OCR-D / core

Collection of OCR-related python tools and wrappers from @OCR-D
https://ocr-d.de/core/
Apache License 2.0
118 stars 31 forks source link

Integrate METS Server #966 with Web API archictecture #1035

Open kba opened 1 year ago

kba commented 1 year ago

image

@bertsky:

METS server implementation is still ongoing, but if you follow my advice, and agree with my interpretation…

I believe the METS server is an internal detail of the Workers which allows a multitude of threads/processes working on the same workspace. Of course, we could manage central METS servers from the Processing Server, too. (That would make it an overt component between those two, but independent of the Message Queue.)

…then it would indeed make sense to place the METS Server on the diagram.

Since we would have the Processing Server manage (instantiate, start up, pass over in the queue messages along with the workspace ID/path, and tear down), and the Workers then call, an open swarm of METS Servers, which mediate between workspace and file system, I suggest adding the METS Server node-set to the right of the Worker node-set: with incoming arrows from the queue and the workers, and an outgoing arrow to the file system (denoting METS synchronisation). Perhaps there could even be an arrow to the MongoDB (if we want to map METS server instances in the Workspace model of the database).

@tdoan2010:

Robert's idea is the same as mine, so I completely agree.

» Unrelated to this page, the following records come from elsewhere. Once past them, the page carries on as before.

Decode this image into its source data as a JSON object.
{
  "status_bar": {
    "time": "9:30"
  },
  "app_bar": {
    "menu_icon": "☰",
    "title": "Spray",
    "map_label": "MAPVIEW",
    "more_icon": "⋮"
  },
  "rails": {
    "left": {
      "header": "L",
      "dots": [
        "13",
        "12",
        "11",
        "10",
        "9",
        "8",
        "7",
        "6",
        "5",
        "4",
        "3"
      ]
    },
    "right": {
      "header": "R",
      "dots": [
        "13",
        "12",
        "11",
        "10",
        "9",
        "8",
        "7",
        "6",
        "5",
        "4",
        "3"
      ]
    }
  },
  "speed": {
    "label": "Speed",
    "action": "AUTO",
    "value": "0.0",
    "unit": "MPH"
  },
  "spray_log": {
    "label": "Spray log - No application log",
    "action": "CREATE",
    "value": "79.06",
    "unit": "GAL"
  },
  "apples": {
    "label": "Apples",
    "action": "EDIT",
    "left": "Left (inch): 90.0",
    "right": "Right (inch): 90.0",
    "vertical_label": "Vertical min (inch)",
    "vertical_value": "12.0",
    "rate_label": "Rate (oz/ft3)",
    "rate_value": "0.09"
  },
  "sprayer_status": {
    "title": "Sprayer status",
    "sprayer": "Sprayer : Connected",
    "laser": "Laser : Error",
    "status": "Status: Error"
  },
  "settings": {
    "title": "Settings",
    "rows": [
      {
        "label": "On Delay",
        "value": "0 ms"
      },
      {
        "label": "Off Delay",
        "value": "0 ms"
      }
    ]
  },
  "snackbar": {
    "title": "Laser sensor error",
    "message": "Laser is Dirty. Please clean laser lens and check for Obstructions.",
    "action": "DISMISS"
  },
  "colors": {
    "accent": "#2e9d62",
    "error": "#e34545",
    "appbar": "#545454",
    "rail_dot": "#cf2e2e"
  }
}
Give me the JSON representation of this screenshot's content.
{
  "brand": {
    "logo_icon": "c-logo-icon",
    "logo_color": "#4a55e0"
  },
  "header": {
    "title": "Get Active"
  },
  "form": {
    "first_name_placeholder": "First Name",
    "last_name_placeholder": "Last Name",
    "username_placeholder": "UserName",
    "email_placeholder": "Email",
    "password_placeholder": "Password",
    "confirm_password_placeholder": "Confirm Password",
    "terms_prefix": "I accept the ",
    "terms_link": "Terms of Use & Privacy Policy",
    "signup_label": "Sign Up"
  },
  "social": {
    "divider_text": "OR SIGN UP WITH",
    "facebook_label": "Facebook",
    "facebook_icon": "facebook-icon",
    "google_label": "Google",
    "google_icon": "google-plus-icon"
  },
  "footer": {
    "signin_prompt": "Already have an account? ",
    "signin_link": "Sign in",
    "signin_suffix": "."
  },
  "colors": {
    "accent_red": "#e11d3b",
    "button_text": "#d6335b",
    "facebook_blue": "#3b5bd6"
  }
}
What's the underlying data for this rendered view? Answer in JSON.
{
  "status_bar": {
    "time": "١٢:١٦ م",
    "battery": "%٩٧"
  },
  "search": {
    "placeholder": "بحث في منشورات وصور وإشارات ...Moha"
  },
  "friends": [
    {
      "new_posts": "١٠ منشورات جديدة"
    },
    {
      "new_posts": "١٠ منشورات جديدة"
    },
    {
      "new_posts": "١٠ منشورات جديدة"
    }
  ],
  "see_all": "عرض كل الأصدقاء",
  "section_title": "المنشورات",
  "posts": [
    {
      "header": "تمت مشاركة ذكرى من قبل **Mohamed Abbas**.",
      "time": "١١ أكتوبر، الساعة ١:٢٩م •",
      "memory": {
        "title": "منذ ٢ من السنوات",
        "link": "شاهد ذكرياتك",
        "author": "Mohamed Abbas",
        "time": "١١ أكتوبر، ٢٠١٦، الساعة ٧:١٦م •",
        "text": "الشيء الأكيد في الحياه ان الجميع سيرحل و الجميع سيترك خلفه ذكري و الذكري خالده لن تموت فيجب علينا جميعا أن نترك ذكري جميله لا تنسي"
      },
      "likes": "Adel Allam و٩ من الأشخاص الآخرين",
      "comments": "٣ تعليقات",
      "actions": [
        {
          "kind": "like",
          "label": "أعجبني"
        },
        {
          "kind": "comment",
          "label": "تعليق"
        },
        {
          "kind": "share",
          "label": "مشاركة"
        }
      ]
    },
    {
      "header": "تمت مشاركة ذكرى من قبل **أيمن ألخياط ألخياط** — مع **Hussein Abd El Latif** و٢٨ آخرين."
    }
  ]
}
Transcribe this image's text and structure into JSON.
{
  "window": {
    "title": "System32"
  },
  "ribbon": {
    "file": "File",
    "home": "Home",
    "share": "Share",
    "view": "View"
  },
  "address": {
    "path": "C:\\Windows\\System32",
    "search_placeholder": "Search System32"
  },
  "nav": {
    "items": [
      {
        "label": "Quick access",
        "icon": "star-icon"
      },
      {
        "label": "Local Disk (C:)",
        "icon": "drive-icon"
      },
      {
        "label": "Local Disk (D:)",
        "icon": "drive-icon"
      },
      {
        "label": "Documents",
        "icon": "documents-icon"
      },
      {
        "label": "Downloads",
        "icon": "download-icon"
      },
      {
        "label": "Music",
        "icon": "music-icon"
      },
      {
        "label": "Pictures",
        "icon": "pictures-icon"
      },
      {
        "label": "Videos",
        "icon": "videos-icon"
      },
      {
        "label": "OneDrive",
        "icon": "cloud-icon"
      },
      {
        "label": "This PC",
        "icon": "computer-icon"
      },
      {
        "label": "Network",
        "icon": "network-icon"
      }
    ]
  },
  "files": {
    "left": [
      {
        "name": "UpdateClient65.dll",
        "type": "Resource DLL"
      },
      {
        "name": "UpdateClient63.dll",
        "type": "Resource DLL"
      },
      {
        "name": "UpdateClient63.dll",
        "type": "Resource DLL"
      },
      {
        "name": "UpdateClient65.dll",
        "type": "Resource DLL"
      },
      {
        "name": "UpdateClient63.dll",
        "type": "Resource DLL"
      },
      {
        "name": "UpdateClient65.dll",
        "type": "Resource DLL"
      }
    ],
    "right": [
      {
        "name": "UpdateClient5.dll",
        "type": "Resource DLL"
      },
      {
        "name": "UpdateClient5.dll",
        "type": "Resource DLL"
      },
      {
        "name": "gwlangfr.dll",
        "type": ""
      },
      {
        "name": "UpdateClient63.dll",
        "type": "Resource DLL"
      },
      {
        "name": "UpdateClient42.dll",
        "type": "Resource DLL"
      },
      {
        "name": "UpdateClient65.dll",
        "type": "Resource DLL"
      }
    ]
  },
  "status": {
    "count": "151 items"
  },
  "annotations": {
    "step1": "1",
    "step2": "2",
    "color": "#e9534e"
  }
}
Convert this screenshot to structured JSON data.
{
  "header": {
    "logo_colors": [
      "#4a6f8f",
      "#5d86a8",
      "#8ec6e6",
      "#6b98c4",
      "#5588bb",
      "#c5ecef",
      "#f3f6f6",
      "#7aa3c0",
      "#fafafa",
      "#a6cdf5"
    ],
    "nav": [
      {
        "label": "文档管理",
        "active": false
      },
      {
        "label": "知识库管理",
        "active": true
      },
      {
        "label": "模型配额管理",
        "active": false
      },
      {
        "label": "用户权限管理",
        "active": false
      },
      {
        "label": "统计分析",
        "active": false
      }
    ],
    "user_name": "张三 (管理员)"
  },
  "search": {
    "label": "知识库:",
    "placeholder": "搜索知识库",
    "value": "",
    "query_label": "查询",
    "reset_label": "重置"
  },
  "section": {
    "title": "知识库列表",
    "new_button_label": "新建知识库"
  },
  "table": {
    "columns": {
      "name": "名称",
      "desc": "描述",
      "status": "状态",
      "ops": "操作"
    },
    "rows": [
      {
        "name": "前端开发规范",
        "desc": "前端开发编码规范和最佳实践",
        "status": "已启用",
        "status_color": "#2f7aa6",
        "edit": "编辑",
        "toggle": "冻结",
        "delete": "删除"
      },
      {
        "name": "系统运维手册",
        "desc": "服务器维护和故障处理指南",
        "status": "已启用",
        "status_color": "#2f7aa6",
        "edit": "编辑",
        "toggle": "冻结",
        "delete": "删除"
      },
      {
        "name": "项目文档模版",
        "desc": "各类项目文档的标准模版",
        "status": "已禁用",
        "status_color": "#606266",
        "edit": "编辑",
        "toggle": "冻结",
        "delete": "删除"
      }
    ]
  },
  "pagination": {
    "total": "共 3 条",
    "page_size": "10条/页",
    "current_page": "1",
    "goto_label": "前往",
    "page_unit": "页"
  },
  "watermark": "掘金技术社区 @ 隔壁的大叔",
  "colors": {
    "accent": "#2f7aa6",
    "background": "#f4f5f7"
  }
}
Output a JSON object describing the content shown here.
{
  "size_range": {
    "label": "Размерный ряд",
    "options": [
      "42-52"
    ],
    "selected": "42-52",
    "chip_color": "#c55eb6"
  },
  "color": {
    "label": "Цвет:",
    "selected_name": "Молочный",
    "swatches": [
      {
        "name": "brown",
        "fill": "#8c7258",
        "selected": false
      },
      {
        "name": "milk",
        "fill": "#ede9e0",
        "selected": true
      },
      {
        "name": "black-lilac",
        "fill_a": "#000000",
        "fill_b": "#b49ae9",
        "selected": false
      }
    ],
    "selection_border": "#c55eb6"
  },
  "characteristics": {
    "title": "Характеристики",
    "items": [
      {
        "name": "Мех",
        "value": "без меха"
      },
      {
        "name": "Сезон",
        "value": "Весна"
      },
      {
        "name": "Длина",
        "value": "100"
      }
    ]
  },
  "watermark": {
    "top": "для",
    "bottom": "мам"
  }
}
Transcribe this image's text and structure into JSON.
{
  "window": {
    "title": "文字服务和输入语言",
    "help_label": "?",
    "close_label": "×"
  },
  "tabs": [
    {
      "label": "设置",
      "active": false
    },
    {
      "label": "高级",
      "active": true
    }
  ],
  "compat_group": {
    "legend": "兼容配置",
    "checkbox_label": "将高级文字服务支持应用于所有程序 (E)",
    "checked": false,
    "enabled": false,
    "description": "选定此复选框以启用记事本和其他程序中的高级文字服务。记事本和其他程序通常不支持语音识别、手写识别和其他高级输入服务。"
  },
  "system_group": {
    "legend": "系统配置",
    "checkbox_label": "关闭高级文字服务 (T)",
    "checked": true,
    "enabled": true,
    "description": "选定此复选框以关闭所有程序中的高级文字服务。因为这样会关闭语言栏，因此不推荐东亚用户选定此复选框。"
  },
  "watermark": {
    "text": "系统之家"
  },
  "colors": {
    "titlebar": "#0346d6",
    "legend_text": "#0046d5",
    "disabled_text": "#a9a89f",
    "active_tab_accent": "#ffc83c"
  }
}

A METS Server is basically the same as a Processing Worker. It listens to a specific queue (e.g., mets-operations queue), receives messages from the queue and updates the METS file accordingly.

@bertsky:

Yes, that's a good way to put it. A workspace-dedicated, specialised worker. But its lifetime is different than a Processing Worker – it gets set up and torn down for a /processing or /workflow request, not for the whole server uptime.

@MehmedGIT:

It listens to a specific queue (e.g., mets-operations queue), receives messages from the queue and updates the METS file accordingly.

  1. I think this should be thought through properly. A separate message queue will be needed for each workspace instance. Is that ideal?
  2. This would also mean that the METS Server has to use RabbitMQ Publisher internally. I don't think this would be ideal since parts of ocrd_network will be introduced inside ocrd.

Of course, unless, the METS server is implemented in ocrd_network as an extension of the ocrd.Workspace instead of complicating the ocrd.Workspace as it currently feels in #966. But the main reason for #966 was also to consider the HPC cases where a RabbitMQ is no longer good.

@bertsky:

  1. A separate message queue will be needed for each workspace instance. Is that ideal?
  2. This would also mean that the METS Server has to use RabbitMQ Publisher internally

Definitely not ideal. Plus the fact that we would need to manage these queues (set up + tear down) with the workflow lifetime.

I'd rather have this separate and independent, as started in #966. Still, we should anticipate the changes required here (in the Processing Server, after this is merged and METS Server gets finished): The METS Server should be another parameter of the job (next to the workspace id/path), and (unless the Workflow Server can do this by itself) there would have to be an endpoint for starting them up and tearing it down.

@MehmedGIT:

definitely not ideal. Plus the fact that we would need to manage these queues (set up + tear down) with the workflow lifetime.

Exactly. Simply pushing/pulling everything from a queue is not good.

I'd rather have this separate and independent, as started in #966.

Agree.

Still, we should anticipate the changes required here (in the Processing Server, after this is merged and METS Server gets finished)

Sure. The ocrd_network will continue getting developed. The reference WebAPI implementation will be transfered to ocrd_network ASAP once this PR is merged.

The METS Server should be another parameter of the job (next to the workspace id/path), and (unless the Workflow Server can do this by itself) there would have to be an endpoint for starting them up and tearing it down.

I think the Deployer agent should be separated by the Processing Server in the OCR-D System Architecture. On an implementation level, it is already separated. Makes the code easier to follow. The Workflow Server can then start/stop the METS Servers for each workspace through the Deployer.

For the HPC environment, the batch script used to trigger the Nextflow workflow can be used to start the METS server before triggering the workflow, and stop it after the workflow finishes.

I think the Deployer agent should be separated by the Processing Server in the OCR-D System Architecture. On an implementation level, it is already separated. Makes the code easier to follow. The Workflow Server can then start/stop the METS Servers for each workspace through the Deployer.

Yes, makes sense!

bertsky commented 1 year ago

I think the Deployer agent should be separated by the Processing Server in the OCR-D System Architecture. On an implementation level, it is already separated. Makes the code easier to follow.

The deployer can now skip deployment of the database and queue, but not of the workers themselves, and we do not have deployment endpoints yet.

The Workflow Server can then start/stop the METS Servers for each workspace through the Deployer.

For the HPC environment, the batch script used to trigger the Nextflow workflow can be used to start the METS Server before triggering the workflow, and stop it after the workflow finishes.

Both use-cases are valid for external control of the METS Server lifetime.

But also for the Processing Server itself, internally, if processing requests are split up into single pages or subranges of pages, spawning a METS Server temporarily (if not already running) would make sense.

Using the METS Server as a synchronization mechanism could also be an option to implement #1046 – at least, these goals are related.